Yes, dear, I’ll pass by the supermarket after work. But I’ll pass by the convenience store instead which is on the way and get in and out fast.
Okay, pal, let’s talk now online if it’s really urgent. But I’ll end the conversation after 15 minutes.
Disruptions are those things that force us to stop what we’re doing and demand our attention before we can resume what we were doing.
We either challenge the source of a disruption or sidestep it. In most cases it is wise to do the latter as disruptions can be just too difficult to overcome (e.g., natural disasters, traffic, angry boss).
We end up not doing as we planned when we encounter disruption and the best way to get back on track is to re-evaluate and re-schedule what we couldn’t finish. It would be best to take a short break to collect our thoughts and plan what we’re going to do for the rest of the day.

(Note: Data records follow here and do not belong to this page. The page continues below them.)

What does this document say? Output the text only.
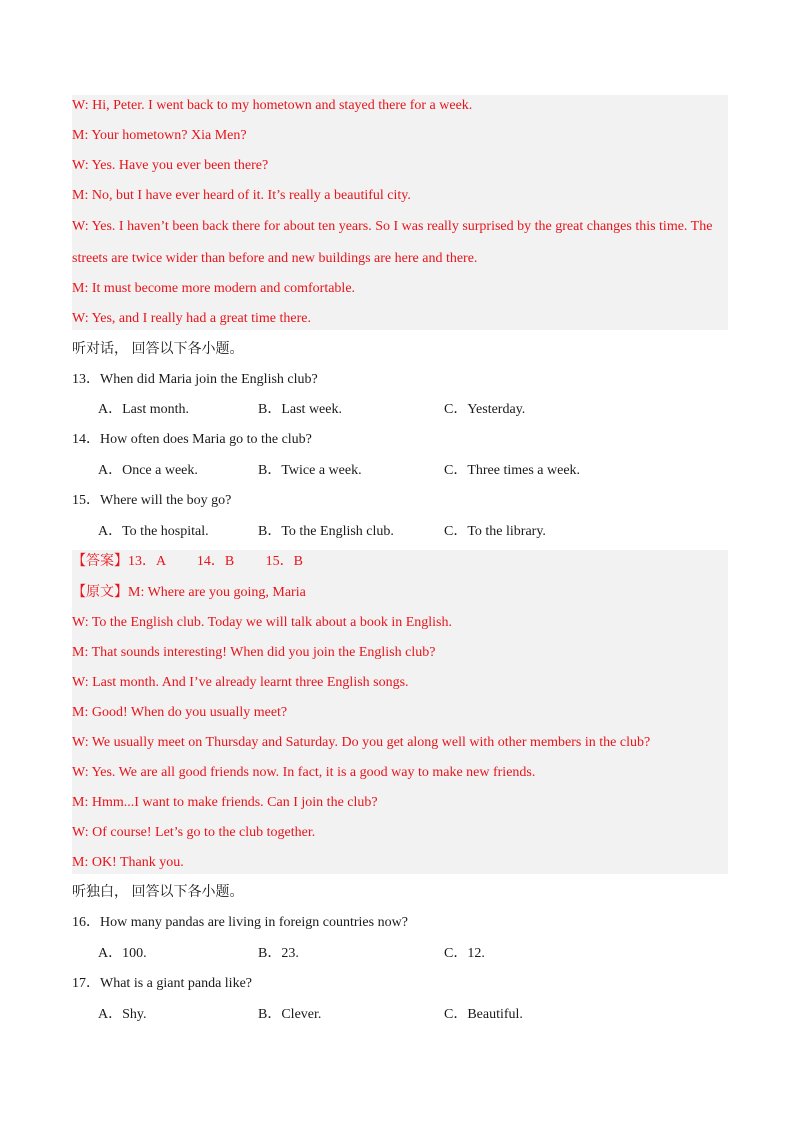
W: Hi, Peter. I went back to my hometown and stayed there for a week.
M: Your hometown? Xia Men?
W: Yes. Have you ever been there?
M: No, but I have ever heard of it. It’s really a beautiful city.
W: Yes. I haven’t been back there for about ten years. So I was really surprised by the great changes this time. The
streets are twice wider than before and new buildings are here and there.
M: It must become more modern and comfortable.
W: Yes, and I really had a great time there.
听对话， 回答以下各小题。
13．When did Maria join the English club?
A．Last month.	B．Last week.	C．Yesterday.
14．How often does Maria go to the club?
A．Once a week.	B．Twice a week.	C．Three times a week.
15．Where will the boy go?
A．To the hospital.	B．To the English club.	C．To the library.
【答案】13．A 　　14．B 　　15．B
【原文】M: Where are you going, Maria
W: To the English club. Today we will talk about a book in English.
M: That sounds interesting! When did you join the English club?
W: Last month. And I’ve already learnt three English songs.
M: Good! When do you usually meet?
W: We usually meet on Thursday and Saturday. Do you get along well with other members in the club?
W: Yes. We are all good friends now. In fact, it is a good way to make new friends.
M: Hmm...I want to make friends. Can I join the club?
W: Of course! Let’s go to the club together.
M: OK! Thank you.
听独白， 回答以下各小题。
16．How many pandas are living in foreign countries now?
A．100.	B．23.	C．12.
17．What is a giant panda like?
A．Shy.	B．Clever.	C．Beautiful.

Disruptions are products of adversities. And because adversities are hard to anticipate, the disruptions they bring are practically unavoidable. We get hit, we roll with the punches, we pick ourselves up, and we get back on track.
We can never get the hour we want in a day because we will get our share of interruptions and disruptions. We can say No to interruptions or negotiate with the ones who are doing the interrupting. Disruptions, however, are unavoidable and they wreck our schedules. The bright side to any setback from interruptions or disruptions is we can always bounce back.
When we set our minds to what we want to do, we can get it done whatever life throws at us.
“It’s not whether you get knocked down, it’s whether you get up.”